Regulators Facilitate Favorable Capital Treatment For Banks Participating in the PPP

COVID-19 Update

In the federal government’s ongoing effort to facilitate participation by depository institutions in its signature Paycheck Protection Program (PPP), on April 9, 2020, the Office of the Comptroller of the Currency, the Federal Deposit Insurance Corporation and the Federal Reserve Board (FRB) issued an interim final rule to neutralize the regulatory capital effects for banks participating in the PPP.

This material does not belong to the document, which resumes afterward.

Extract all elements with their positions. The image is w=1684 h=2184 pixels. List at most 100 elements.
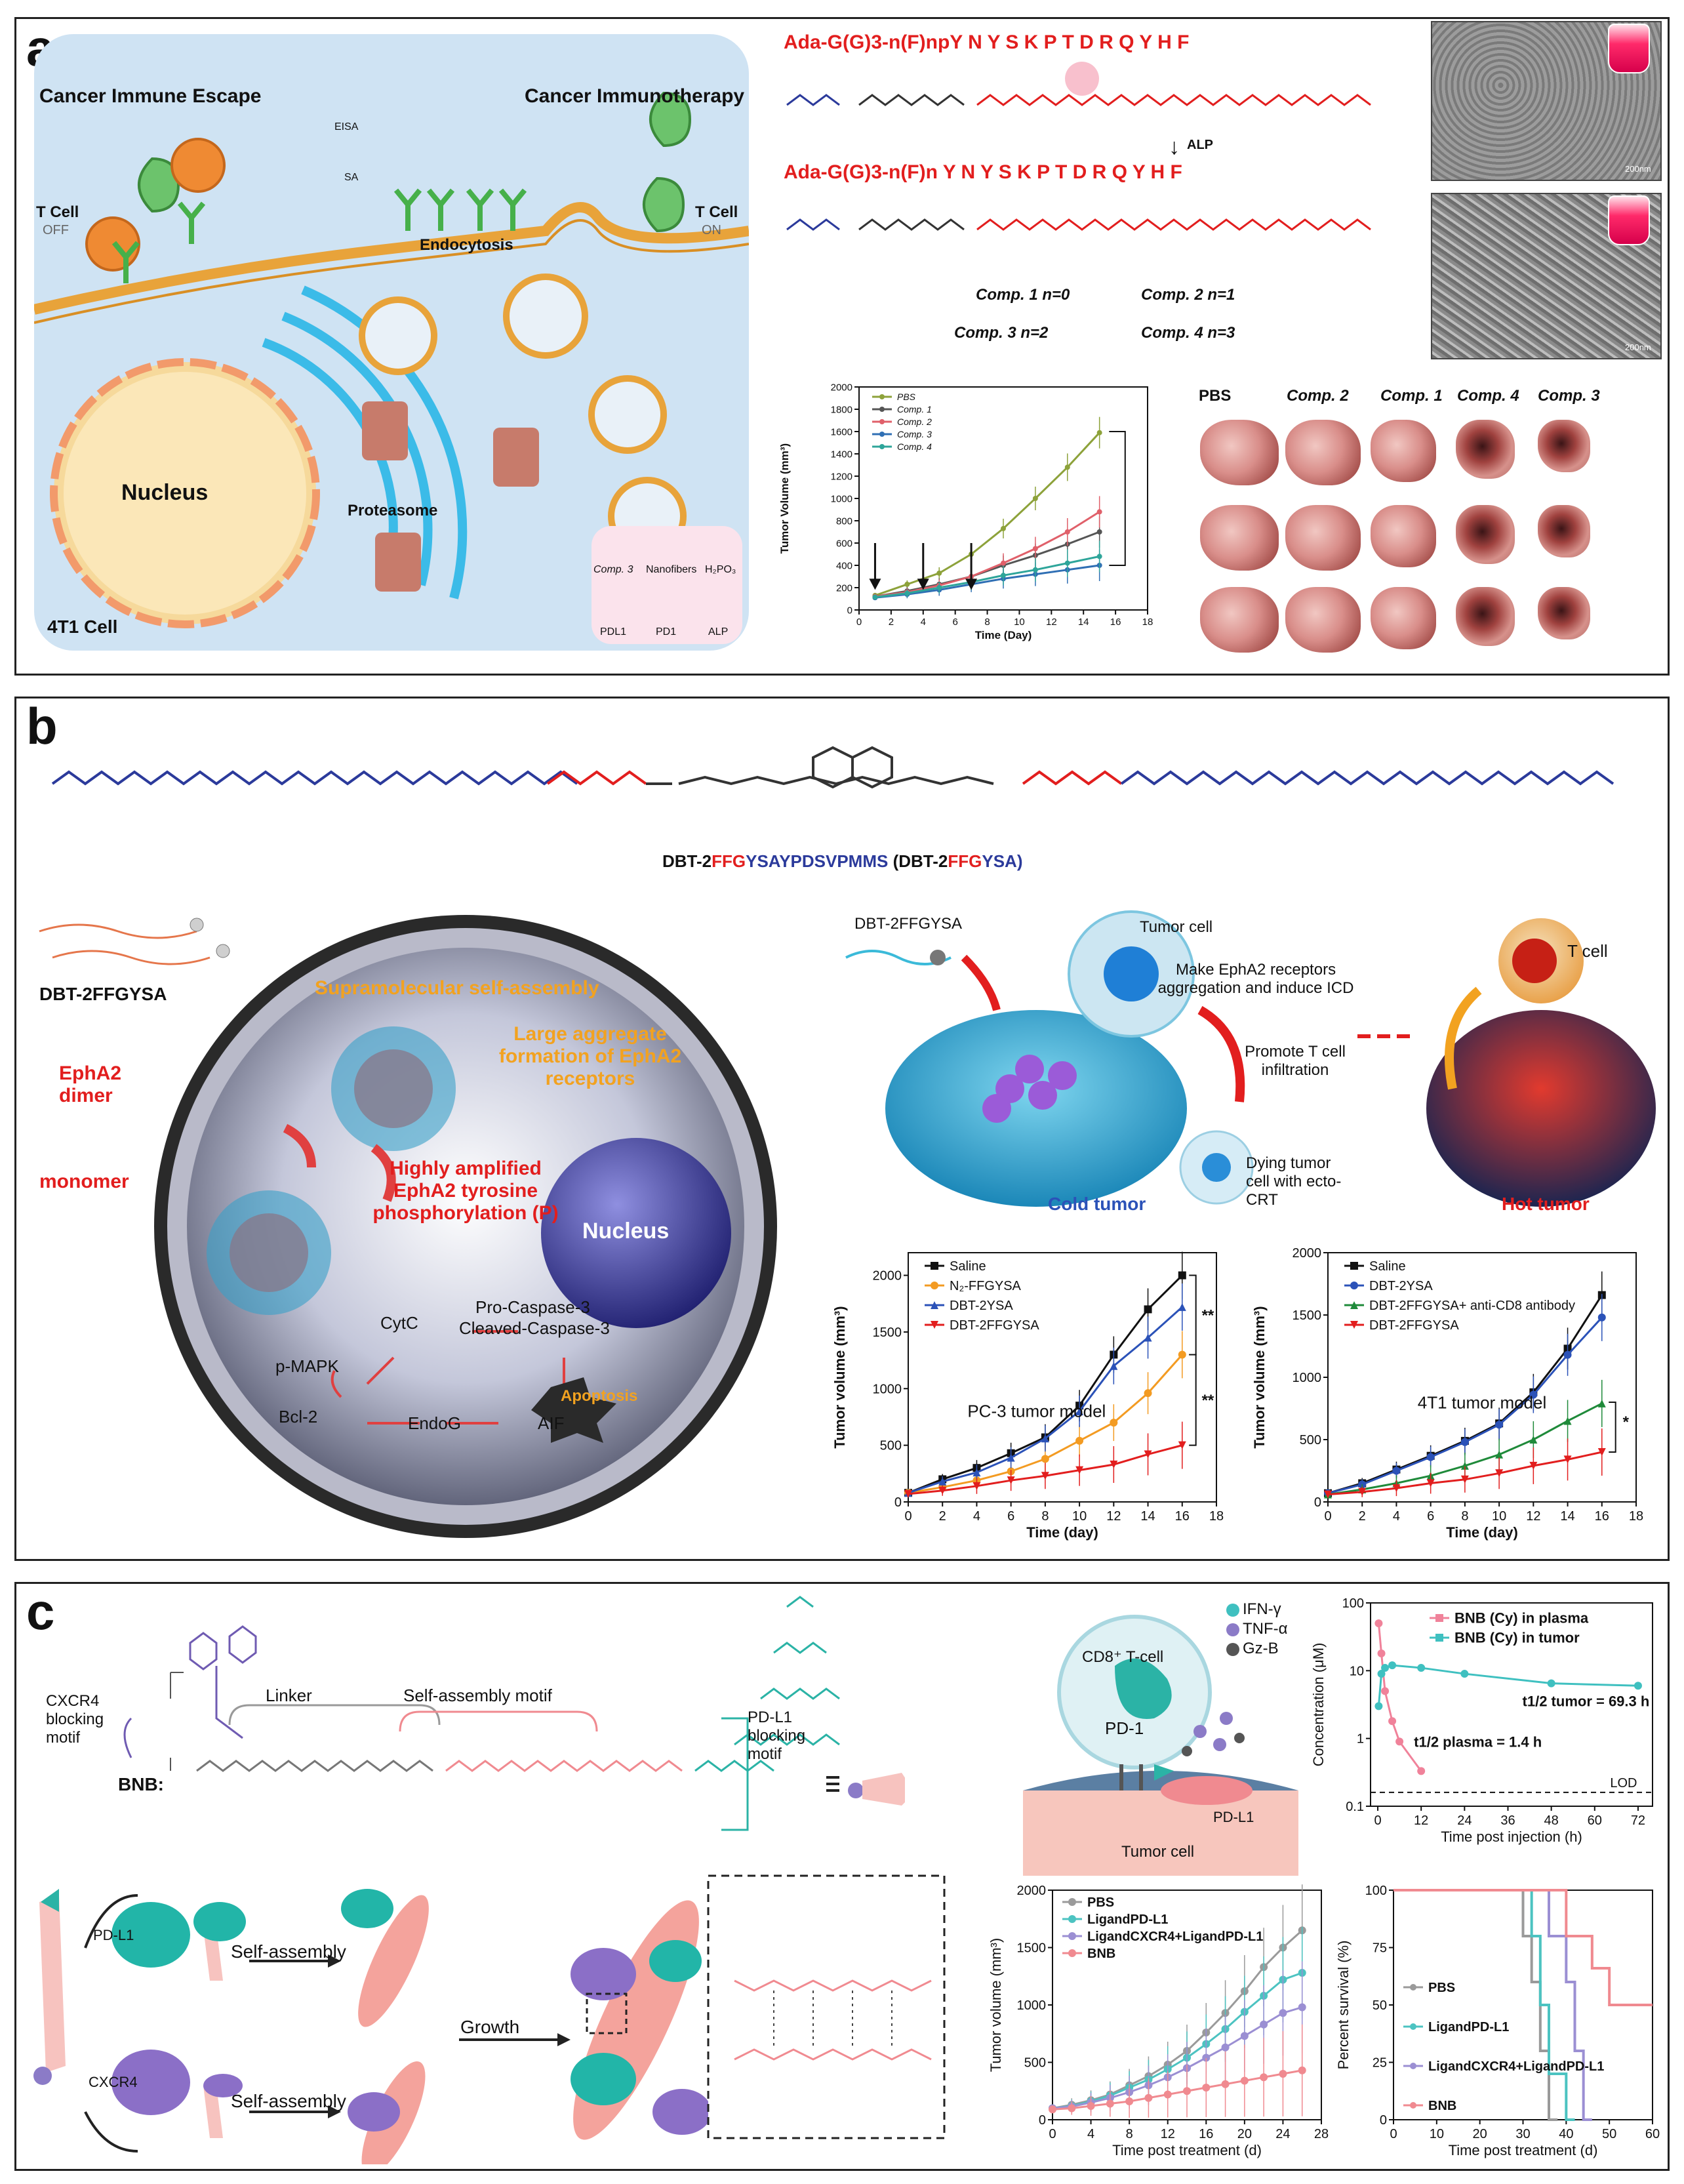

The FRB previously authorized each of the Federal Reserve Banks to extend nonrecourse loans (the PPPL Facility) to each institution that is eligible to make PPP-covered loans. Under the PPPL Facility, only PPP-covered loans guaranteed by the Small Business Administration (SBA) may be pledged as collateral to the Federal Reserve Banks. To encourage banks to use the PPPL Facility (and thus facilitate participation in the PPP as a whole), federal banking agencies have jointly determined that it is appropriate to exclude the effects of PPP-covered loans from a bank’s regulatory capital. In particular, the interim final rule excludes the exposures pledged as collateral to the PPPL Facility from the calculation of an institution’s total leverage exposure, average total consolidated assets, advanced approaches total risk-weighted assets and standardized total risk-weighted assets, as applicable. In addition, and consistent with the terms of the CARES Act itself, PPP-covered loans will receive a zero percent (0%) regulatory risk weight since those credits are guaranteed by the federal government.